Le nettoyage des données consiste à éliminer les erreurs, les duplicata et les incohérences des données collectées. Il s'agit de s'assurer que les informations soient fiables et exploitables. Lors de cette étape, il est fréquent d'utiliser des outils de nettoyage de données, tels que des scripts Python ou des fonctions Excel. En outre, il est essentiel de remplir les valeurs manquantes ou de gérer les données invalides pour éviter toute distorsion dans l'analyse.
La structuration des données implique l'organisation des données collectées selon une structure préétablie. Cela facilite leur accès et leur analyse ultérieure. Les données peuvent être structurées en différentes catégories selon les besoins spécifiques de l'analyse, comme les dates, les types de feedbacks (positifs, négatifs, neutres), ou les segments de clients.
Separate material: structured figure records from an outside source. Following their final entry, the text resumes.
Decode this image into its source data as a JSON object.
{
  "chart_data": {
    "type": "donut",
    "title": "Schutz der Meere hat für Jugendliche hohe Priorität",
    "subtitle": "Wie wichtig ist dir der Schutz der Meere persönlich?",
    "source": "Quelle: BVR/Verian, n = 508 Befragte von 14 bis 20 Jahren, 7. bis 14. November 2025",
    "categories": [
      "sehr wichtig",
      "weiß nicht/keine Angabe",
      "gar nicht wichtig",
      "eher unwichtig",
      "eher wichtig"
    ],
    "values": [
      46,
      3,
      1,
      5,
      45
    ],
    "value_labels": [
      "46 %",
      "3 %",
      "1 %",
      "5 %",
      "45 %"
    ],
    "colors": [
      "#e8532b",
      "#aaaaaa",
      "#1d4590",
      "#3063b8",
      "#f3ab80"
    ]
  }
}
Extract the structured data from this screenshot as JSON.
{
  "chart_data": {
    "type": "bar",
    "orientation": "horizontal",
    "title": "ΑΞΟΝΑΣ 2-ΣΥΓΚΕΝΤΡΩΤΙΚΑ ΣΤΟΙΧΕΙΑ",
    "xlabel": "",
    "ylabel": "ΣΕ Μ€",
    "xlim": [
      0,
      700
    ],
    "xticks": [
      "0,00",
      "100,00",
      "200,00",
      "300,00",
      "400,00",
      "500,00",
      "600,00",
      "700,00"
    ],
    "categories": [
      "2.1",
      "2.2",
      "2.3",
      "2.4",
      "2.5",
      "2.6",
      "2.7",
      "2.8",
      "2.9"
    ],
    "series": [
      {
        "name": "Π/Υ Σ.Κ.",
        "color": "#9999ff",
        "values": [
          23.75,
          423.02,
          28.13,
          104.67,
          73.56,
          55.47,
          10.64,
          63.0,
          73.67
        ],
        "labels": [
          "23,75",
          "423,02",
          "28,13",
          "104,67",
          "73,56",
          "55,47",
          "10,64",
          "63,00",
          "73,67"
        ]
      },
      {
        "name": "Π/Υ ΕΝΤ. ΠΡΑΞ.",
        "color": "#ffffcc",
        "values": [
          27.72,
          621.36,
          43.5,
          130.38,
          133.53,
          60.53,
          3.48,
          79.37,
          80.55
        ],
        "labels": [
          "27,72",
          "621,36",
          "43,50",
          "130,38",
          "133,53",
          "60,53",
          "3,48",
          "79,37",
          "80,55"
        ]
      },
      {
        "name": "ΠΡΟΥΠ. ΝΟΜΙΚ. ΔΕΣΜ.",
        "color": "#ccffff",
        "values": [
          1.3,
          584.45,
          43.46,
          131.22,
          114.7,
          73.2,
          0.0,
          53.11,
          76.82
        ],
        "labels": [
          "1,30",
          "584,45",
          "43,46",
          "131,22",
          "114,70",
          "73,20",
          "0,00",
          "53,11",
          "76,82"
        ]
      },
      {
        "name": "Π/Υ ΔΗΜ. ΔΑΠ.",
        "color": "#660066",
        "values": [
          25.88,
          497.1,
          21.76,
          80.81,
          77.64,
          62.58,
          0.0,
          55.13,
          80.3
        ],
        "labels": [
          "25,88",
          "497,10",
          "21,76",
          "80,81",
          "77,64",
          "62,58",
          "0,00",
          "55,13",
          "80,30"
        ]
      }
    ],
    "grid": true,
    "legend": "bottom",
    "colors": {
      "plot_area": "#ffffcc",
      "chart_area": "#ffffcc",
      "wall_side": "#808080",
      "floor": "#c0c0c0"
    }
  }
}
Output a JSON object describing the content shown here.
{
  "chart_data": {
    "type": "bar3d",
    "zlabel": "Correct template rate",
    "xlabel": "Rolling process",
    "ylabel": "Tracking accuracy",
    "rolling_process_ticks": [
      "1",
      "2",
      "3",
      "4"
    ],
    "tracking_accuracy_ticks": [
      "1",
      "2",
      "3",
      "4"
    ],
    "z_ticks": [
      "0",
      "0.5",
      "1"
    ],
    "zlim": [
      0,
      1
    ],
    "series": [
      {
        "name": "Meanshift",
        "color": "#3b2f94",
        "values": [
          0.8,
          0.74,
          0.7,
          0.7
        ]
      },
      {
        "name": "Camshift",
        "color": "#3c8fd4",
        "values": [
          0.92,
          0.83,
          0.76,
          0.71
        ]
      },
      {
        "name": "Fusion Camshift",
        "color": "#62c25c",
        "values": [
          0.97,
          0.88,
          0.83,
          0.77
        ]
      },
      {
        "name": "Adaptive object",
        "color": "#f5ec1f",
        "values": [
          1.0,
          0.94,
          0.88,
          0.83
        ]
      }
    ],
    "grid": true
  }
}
L'objectif principal est de rendre les données faciles à manipuler et à interpréter.
Le stockage des données est la dernière étape de la préparation des données et consiste à conserver les données de manière sécurisée et accessible. Les options de stockage peuvent inclure des bases de données relationnelles, des data lakes, ou des systèmes de stockage dans le cloud. Il est également important de mettre en place des politiques de gestion des données pour garantir leur sécurité et leur intégrité à long terme. Des backups réguliers et des mesures de protection des données sont essentiels pour prévenir les pertes de données.
En conclusion, la préparation des données est une série d’étapes cruciales constituant la base sur laquelle reposent toutes les analyses futures. Une bonne préparation assure que les données sont propres, bien organisées et sécurisées, permettant ainsi des analyses précises et exploitables.